Housing: Our Common Ground

The past few days have been groundbreaking in New Jersey for affordable housing, for not only people with disabilities, but all disenfranchised groups seeking affordable, accessible and supportive housing.

First, the New American Movement hosted the Supportive Housing Associations coffee klatch in which the NAMWPD team had the opportunity to meet individuals with shared goals of increase legislative participation and aspirations of creating a more equal society. Developers, service providers for individuals with mental illness and those experiencing homelessness, as well as representatives from disability professionals and youth transitional programs joined in NAMPWD’s discussion of affecting change. Our commonality in the group of support services: housing. The NAMPWD team emphasized the necessity of advocating to our legislative representatives in the fight for affordable and accessible housing throughout the state. Being in the presence of such a large and diverse group of people with shared goals was inspiring and reassuring that there is a body of individuals working and fighting for a more equal society.

Second, as of Wednesday, the New Jersey Supreme Court ruled that Governor Christie does not have the executive power to seize the municipalities’ funds in his attempt to dissolve the Council on Affordable Housing. This decision comes after almost seven long months awaiting New Jersey’s highest court’s decision. The New American Movement Team attended the hearing back in January, in which we recorded the egotistical attempt of the Governor’s office to dissolve the Council on Affordable Housing.

“In the language of COAH, the council is ‘in but not of the Department of Community Affairs.’ This simple semantics controversy holds the precedent for all councils and commissions under the executive office. To the defendant, no council or commission is independent of any of the three branches of government. Meaning, all matters of the state fall under either the executive, legislative, or judicial branch.

That being said, to the defendant, the language used by the establishment of COAH by the legislative branch as ‘in but not of’ cannot be viewed as independent of a branch of government, and therefore falls under the executive branch, thus subjecting it to executive powers.

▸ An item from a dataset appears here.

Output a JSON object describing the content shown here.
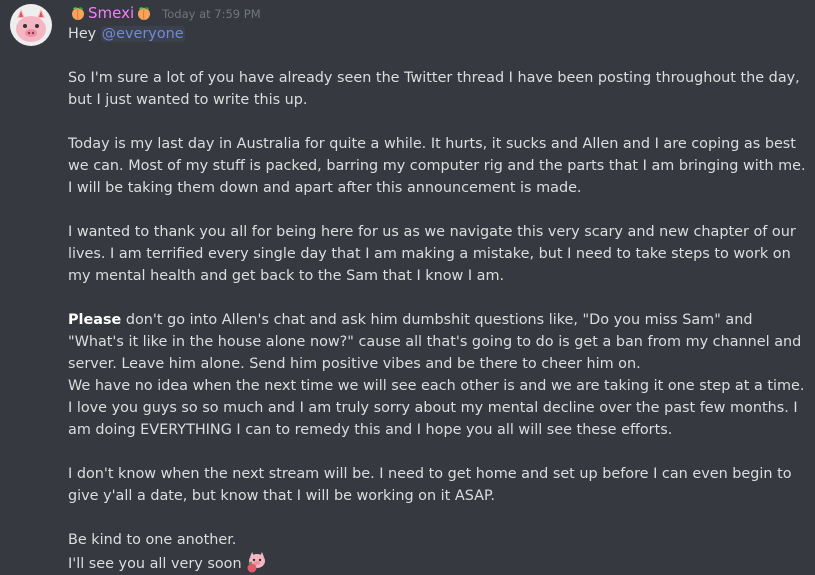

Needless to say, the Justices of the Supreme Court did not take this assertion very kindly. Evoking the intentions of the founding fathers and the history of the State of New Jersey, the justices questioned the extent of power the executive branch actually has. Noting that never before has a council been absolved by an executive power, the Justices hinted that the executive branch has never before desired to extend responsibility and control over a council created by legislation…

…As a representative on behalf of people with disabilities and an advocate for affordable housing, this argument on behalf of Christie and his executive branch appeared comically presumptuous. The COAH was designed to be comprised of 12 representatives, 6 democrats and 6 republicans. The intentions of the legislative branch were clear in their stipulations of the 12 representatives that would comprise the council: bipartisanship. Fundamentally, the mere attempt of Christie to absolve the council is in direct contradiction of the council’s purpose and a gross overstep of the governor’s powers, regardless of which branch of government COAH falls under.”– NAMPWD’s reaction to Supreme Court hearings on January 28th, 2013.

This decision is HUGE news for all of the supporters of affordable housing the state of New Jersey, not only because of its implied limitations to Christie’s executive powers over other state councils, but because it is truly an opportunity for municipalities to fulfill their commitment to supportive housing around the state.

Last week, the Executive Director of the Supportive Housing Association in New Jersey, Gail Levinson, urged New Jersey residents and lawmakers to work together to solve our gaping hole in available and affordable housing. Levinson noted that there are 25,000 people experiencing homelessness and over 7,000 people with developmental disabilities in need of housing around the state. Equally, this number does not include the individuals displaced by Hurricane Sandy, nor the families who struggle each month to make rent payments and stay in their home. Almost a broken record,- the rallying point for low-income workers, homeless, people with developmental disabilities and those displaced by natural disaster: affordable housing, now.

And now is the time. Wednesday affirms that New Jersey’s Department of Justice is behind us. With the dollars staying in municipalities’ hands, now is the time to “get the ball rolling.” The courtroom circus that emerged from the COAH controversy was the consequence of idle dollars- we cannot let the dollars remain idle any longer.  We must work to build an integrated and diverse community, let’s rally around this decision with shovels in hand and break new ground not only on foundation for home, but on our community development as a whole.